Jacqueline HOULY, épouse BRIN, déportée à 13 ans et demi avec sa soeur Marcelle, 11 ans
Jacqueline Houly est née à Boulogne le 5 octobre 1930. Ses parents étaient originaires de Smyrne (aujourd’hui Izmir), dans l’ancien Empire ottoman. En 1925, ils avaient quitté le nouvel État turc pour la France. Ses parents étaient domiciliés avenue de Saint Cloud, à Versailles. Sa sœur Marcelle est née le 1er août 1932 à Versailles. Le 17 mai 1944, la Gestapo de Maisons-Laffitte organise une rafle dans le secteur de Versailles. Arrêtées par la Gestapo au lycée La Bruyère [1] de Versailles où elles sont scolarisées, Jacqueline et sa sœur Marcelle, sont emmenées au commissariat de police. Les deux sœurs (13 ans et demi et 11 ans) sont déportées le 30 juin 1944 à partir de Drancy par le convoi 76, à Auschwitz-Birkenau. Marcelle est « sélectionnée » pour la chambre à gaz dès l’arrivée.
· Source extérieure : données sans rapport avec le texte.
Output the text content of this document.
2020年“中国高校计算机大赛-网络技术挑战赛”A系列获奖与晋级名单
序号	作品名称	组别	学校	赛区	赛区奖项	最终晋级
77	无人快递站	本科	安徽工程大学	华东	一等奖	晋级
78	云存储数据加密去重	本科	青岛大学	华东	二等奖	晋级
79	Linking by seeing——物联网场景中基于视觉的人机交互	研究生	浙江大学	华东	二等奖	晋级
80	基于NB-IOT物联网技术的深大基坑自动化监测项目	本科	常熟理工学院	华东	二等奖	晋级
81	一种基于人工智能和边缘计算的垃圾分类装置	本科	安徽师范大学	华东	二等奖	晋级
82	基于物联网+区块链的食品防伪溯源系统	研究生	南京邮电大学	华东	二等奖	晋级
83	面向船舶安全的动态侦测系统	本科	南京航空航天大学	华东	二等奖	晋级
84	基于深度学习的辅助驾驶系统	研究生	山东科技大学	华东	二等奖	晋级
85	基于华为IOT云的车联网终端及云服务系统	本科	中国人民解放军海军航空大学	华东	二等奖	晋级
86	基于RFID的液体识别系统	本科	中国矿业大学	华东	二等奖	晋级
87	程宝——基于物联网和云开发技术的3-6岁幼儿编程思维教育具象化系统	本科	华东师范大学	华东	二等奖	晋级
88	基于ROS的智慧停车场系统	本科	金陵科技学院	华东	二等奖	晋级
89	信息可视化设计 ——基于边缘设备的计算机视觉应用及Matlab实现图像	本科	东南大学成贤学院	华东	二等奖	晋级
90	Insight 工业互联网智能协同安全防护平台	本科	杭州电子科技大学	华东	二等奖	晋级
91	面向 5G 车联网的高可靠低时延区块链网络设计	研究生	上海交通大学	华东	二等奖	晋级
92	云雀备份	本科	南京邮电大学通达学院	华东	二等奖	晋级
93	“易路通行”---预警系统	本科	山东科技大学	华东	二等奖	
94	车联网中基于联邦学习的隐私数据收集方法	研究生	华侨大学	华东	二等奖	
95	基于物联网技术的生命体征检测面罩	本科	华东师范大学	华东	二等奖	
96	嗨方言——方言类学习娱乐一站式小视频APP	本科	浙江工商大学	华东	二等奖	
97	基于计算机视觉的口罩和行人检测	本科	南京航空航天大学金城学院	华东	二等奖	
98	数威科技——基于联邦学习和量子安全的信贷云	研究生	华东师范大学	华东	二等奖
« J’ai fait la "marche de la mort", c’était affreux ; puis nous avons été emmenées dans des trains de marchandises à plate-forme sans toit, par une température très, très basse, avec gel et neige, jusqu’à Ravensbrück, puis à Malchow. Jacqueline est libérée de ce dernier camp, le 2 mai 1945, par les Soviétiques.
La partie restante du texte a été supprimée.